On discutait beaucoup, la jeunesse était plus politisée.
La famille n’était pas « démantibulée ».
Les médias avait encore des programmes de qualité.
Et SURTOUT le mot STRESS n’existait pas.Nous ne ressentions aucune peur.
Volontairement, j’ai choisi de n’évoquer que les aspects positifs de cette période. Bien sûr, qu’il y avait des problèmes : la retraite « riquiqui » des vieux, les dures conditions de travail à la chaîne, les longs horaires de travail, etc... mais ce n’est pas mon sujet.

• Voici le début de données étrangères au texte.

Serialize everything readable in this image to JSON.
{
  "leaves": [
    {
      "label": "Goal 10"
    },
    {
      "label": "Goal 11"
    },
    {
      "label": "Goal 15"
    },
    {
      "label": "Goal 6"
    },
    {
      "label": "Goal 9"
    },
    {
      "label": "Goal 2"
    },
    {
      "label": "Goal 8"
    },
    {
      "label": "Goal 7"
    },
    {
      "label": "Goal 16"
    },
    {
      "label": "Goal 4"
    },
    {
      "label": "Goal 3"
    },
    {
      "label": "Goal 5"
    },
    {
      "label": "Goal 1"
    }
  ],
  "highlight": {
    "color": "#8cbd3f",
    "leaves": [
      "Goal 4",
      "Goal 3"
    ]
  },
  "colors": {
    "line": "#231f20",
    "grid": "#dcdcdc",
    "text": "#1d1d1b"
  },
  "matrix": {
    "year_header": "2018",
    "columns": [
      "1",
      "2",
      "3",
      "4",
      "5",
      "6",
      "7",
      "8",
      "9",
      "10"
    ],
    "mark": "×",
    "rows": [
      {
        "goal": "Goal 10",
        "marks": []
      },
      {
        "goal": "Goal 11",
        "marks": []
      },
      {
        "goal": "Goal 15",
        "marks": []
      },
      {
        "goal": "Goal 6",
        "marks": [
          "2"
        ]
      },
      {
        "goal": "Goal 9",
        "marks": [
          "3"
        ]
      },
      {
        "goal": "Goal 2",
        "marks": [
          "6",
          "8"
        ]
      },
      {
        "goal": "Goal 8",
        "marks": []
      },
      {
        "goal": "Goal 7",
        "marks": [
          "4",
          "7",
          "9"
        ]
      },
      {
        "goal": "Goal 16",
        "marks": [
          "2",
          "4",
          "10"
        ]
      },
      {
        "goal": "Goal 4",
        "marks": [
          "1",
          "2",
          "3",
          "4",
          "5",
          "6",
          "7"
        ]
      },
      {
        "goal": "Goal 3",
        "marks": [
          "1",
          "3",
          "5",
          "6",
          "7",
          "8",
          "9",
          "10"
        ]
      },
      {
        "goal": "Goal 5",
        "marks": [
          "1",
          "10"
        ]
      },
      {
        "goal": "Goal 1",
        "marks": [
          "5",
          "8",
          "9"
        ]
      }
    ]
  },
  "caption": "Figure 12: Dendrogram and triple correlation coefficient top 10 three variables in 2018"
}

Si j’ai parlé très rapidement de la légèreté de vivre, de l’optimisme de ces années-là, c’est pour mieux souligner combien la période actuelle est différente.
Il est beaucoup plus DUR d’être jeune de nos jours.
L’éducation laxiste associée à l’hyperconsommation ( comme vous le dites ) produit des catastrophes.A cela s’ajoute la baisse sans précédent du niveau scolaire . Beaucoup de jeunes bacheliers ne sont pas capables de suivre en en fac. Et on les infantilise au maximum : songez qu’on fait des journées portes ouvertes en fac pour les « guider » leur montrer où est la bibliothèque, le restaurant universitaire ( comme s’ils n’étaient pas capables de les découvrir par eux-mêmes ! A-t-on jamais vu un étudiant crever de faim parce qu’il ne trouvait pas la cantine tout seul !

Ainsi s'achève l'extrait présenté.